Suddenly Ketill noticed her bony hands on his shoulders and stiffened. But the old woman ignored his reaction and pulled him into a gentle hug. Her chin rested on his shoulder and her words flowed directly in his ears as she continued.
“Long ago I was a free citizen. My husband had a small blacksmith’s shop, and we repaired tools for our neighbors and sold horseshoe to the army. But one day a troop of soldiers stormed into our shop. A horse had lost his shoe and tripped and a general fell to death. That’s what they told me as they took my husband away. They hanged him for treason and I became a serf to atone for his deeds.”
“Freedom alone isn’t enough,” she continued. “The whole world is full of sorrow and slaughter. A new home alone won’t protect your loved ones. What you need is power. You must become strong. And you have to be cruel to those threatening you. Ah, young one. You’ll see so much more sorrow and suffering. Prepare yourself and become strong enough to save the weak. But for that to happen, you must take the first step.”

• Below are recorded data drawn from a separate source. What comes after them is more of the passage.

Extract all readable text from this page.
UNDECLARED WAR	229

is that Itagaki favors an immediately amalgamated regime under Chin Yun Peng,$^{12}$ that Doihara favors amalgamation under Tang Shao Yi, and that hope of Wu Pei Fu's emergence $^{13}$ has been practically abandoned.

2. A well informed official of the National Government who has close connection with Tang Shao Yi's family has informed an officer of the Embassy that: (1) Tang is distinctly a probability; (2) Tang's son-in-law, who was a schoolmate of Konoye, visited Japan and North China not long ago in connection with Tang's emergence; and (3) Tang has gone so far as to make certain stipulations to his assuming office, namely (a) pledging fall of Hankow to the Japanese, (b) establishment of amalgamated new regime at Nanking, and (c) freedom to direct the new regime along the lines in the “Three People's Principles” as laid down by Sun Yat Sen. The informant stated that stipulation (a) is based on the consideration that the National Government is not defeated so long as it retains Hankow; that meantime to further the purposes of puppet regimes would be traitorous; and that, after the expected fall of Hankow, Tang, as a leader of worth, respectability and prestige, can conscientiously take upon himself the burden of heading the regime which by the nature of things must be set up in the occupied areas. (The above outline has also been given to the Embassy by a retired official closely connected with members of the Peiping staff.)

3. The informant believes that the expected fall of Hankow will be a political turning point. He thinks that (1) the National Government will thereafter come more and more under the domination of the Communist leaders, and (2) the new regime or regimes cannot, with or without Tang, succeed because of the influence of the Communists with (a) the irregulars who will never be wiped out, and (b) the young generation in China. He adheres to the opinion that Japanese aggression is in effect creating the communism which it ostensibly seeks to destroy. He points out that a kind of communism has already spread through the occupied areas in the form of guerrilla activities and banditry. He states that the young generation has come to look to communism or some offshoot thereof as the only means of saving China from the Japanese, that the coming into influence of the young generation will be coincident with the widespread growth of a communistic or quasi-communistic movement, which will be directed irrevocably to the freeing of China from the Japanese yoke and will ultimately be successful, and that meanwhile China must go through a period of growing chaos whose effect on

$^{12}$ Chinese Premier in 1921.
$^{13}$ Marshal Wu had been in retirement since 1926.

“First step,” Ketill asked in a soft voice.
“Right now the young ones resent you. Some even hate you. And even when they understand your actions they won’t support you. They don’t forgive you because you brought them sorrow. It’ll take a long time and more sorrow until then you have to convince them with actions. Only after you have brought them peace will their wounds slowly heal. Heal them and earn their forgiveness.”
“But before that… you have to act. Act without any doubt. Painful thoughts will slow you down and self-doubt will kill you. So if you want to earn their forgiveness you have first forgive yourself. Accept the sorrow. Say your farewell to the dead and concentrate on the living. And for that… you’ll have to cry. Don’t pretend to be strong. A house will crumble on a weak foundation. So forgive yourself and accept the dead. Cry for the dead and mourn their deaths.”
The old woman tightened her embrace and continued her gentle words. Ketill slumped and silent sobbing filled the air. Once again he saw the slaughtered serfs in front of his eyes. Kili’s pitiful corpse in front of the wardens’ barracks. The strands of silky black hair he had found on his rounds. The blood-drenched soil and his red-stained tunic. A single tear fell to the ground. A second one followed. And soon he wailed in sorrow as gentle words slowly filled his chest.